Q83Ia7ta wrote:I don't know what causes it but i got same on BenQ XL2411T at 120/144hz
bshth wrote:some test and see what exactly causes it.
The corner distortions are caused by fast scanout.
The faster the scanout, the less accurate the GtG becomes and you get GtG nonlinearities on the panel. This is a manifestation of this.
-- 120Hz non-LB scans out refresh cycles in 1/120sec
-- 144Hz non-LB scans out refresh cycles in 1/144sec
-- 120Hz LightBoost scans out refresh cycles quicker than 1/144sec
LightBoost uses an accelerated scanout (faster than 1/144sec) to create longer pauses between refresh cycles. This is to let the LCD panel finish GtG transitions before flashing the backlight on completed refreshes (LightBoost is a
strobe backlight), before the next refresh cycle begins.
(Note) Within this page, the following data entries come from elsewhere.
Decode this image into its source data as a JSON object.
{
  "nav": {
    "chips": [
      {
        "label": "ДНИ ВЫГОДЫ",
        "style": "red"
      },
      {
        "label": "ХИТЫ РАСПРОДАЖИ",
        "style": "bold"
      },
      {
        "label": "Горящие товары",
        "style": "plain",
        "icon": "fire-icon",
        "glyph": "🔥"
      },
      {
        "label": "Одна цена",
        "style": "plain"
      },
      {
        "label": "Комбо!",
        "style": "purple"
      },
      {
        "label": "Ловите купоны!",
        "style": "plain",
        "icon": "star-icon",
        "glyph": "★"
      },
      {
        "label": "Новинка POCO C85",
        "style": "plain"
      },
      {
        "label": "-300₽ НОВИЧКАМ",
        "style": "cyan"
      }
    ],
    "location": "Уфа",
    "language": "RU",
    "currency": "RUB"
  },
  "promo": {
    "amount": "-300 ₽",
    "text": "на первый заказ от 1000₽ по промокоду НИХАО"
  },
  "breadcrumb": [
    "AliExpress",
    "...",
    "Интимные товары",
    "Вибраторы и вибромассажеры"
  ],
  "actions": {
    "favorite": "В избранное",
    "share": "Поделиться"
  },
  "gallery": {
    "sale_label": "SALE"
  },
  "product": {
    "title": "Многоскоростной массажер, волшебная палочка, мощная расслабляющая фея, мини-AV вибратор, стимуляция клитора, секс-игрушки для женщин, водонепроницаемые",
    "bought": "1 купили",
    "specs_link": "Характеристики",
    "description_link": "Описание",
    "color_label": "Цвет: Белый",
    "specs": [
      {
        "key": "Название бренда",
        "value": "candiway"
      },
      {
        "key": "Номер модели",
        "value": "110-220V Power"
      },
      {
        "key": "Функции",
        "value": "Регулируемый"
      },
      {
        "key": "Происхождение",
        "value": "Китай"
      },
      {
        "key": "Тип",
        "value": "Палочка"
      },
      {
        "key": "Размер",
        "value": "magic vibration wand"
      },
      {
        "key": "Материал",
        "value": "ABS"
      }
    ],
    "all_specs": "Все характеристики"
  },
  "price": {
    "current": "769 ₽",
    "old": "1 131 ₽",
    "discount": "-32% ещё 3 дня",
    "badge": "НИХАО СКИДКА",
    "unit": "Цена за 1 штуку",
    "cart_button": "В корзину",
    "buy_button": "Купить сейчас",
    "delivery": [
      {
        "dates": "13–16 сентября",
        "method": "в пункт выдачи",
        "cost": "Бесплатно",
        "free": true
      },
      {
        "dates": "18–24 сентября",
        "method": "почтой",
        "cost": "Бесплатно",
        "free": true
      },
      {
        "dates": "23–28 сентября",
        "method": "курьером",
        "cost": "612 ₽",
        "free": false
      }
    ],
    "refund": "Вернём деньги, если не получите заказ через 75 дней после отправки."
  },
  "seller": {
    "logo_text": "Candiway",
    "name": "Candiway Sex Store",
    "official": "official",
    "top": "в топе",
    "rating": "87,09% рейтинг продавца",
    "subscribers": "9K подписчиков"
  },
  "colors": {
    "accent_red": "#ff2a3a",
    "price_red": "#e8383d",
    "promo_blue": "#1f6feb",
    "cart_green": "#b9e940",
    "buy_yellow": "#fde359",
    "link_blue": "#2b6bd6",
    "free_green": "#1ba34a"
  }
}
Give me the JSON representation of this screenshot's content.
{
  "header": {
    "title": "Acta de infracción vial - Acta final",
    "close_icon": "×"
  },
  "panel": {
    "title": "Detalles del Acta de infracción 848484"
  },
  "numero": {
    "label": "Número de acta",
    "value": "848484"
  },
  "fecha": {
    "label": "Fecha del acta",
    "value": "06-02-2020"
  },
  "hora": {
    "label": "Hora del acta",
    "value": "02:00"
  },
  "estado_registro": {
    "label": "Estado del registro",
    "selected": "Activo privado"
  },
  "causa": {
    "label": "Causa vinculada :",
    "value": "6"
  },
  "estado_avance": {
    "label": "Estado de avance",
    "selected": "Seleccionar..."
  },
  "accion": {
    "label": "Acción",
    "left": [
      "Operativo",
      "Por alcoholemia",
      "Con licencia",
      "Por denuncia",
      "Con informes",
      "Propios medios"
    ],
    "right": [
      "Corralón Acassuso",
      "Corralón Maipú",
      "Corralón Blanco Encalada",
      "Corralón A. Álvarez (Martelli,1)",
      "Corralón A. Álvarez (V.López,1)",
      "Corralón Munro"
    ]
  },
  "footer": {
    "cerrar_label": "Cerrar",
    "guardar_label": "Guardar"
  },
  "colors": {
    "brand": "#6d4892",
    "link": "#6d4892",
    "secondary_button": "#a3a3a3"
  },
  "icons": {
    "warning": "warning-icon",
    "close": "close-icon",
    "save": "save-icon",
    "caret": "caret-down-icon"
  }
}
So by necessity, it has to do the top-to-bottom scan faster to allow idle time between refresh cycles (for letting LCD GtG pixels settle).
It is a panel lottery. Essentially the panel is being pushed to near its technological limitations when you run them within 144Hz or LightBoost territory. The problem happens far less often, and are frequently non-existent, on the 27" TN panels. 27" TN panels are also better if you want better LightBoost color quality too. Also,
BENQ Z-Series using Blur Busters Strobe Utility do not use accelerated scanout by default. (Except when using the Vertical Total tweaks (ala VT1350) via Custom Resolution, which embeds the accelerated scanout into the video signal directly rather than internally in the monitor like LightBoost does).
TL;DR: Scanline artifacts with LightBoost are common at the upper-right corner on many 24" panels. Switching monitors to a 27" LightBoost or or to a different strobe technology such as Turbo240 or BENQ BR, reliably solves the problem if this is a hugely bothersome artifact.